Polypharmacology Browser 3 (PPB3) uses machine learning techniques, specifically deep neural network (DNN) models. It takes the SMILES representation of the compounds as an input and predicts top 20 targets that are ranked based on the prediction confidence score.
In PPB3, DNN models are trained using reference data sourced from the ChEMBL database. PPB3 uses 7 DNN models to predict potential targets for any given query molecule.

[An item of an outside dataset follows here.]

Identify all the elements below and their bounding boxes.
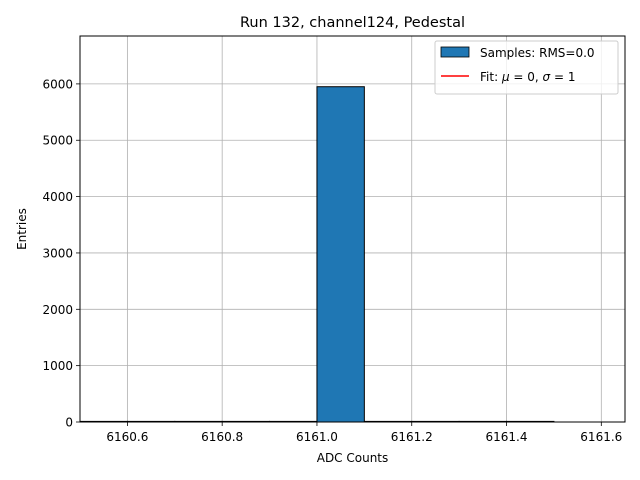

Each DNN model is structured with an input layer (molecular fingerprints), two hidden layers and an output layer (targets). When a user inputs a query compound, its molecular fingerprint is fed into the input layer of each DNN model. The data then passes through the hidden layers, where the model analyzes the features and identifies potential targets. Finally, In the output layer, the model generates predictions along with confidence scores for each predicted target.
A confidence score indicates the probability that a predicted target is accurate for a given query compound and in PPB3, targets with a confidence score above 0.2 are considered reliable predictions.
In total, we used 7 different fingerprints to train our DNN models: ECFP4, Atom Pair, Layered, RDKit, MHFP6, ECFP6 and the combination of ECFP4 and MHFP6 fingerprints, known as fused fingerprint.
PPB3 is built using the latest data extracted from ChEMBL version 34 using 7,546 targets labeled with 15 unique target types and all the source organisms, 1,187,089 compounds and 2,496,555 target-compound interactions.
For extracting the data from ChEMBL database, we excluded “unknown” target types and targets with less than 5 compounds. We only considered compounds with less than 80 heavy atom counts, and we kept compounds with bioactivity units equal and better than 10 µM.
Instead of using various similarity searching methods with different fingerprints, PPB3 focuses on a single machine learning approach using DNN models with both single and fused fingerprints. Additionally, PPB3 incorporates a much larger and more diverse dataset, including 1.1 M compounds, 7,546 targets, and 2.4 M target-compound interactions from all target types, organisms, and protein families available in ChEMBL version 34, whereas PPB2 dataset is limited to 344,164 compounds and 1,720 single protein targets with the source organisms of human, mouse and rat.
The prediction results page includes a table displaying the top 20 predicted targets ranked by confidence score. The table provides the target's ChEMBL ID (linked directly to the target's ChEMBL report card), full name, protein class, organism, type, and the nearest neighbors of the query compound ranked by Tanimoto similarity alongside with the compounds’ ChEMBL report card. At the top of the results page, pie charts provide an overview of the predicted targets' protein classes, organisms, and types. Users can save the predictions as an Excel file by clicking the "Save the Results" button.
The DNN model performances are evaluated based on average (evaluation on each fold) and overall (evaluation across the entire dataset) recall and precision in 10-fold cross-validation run.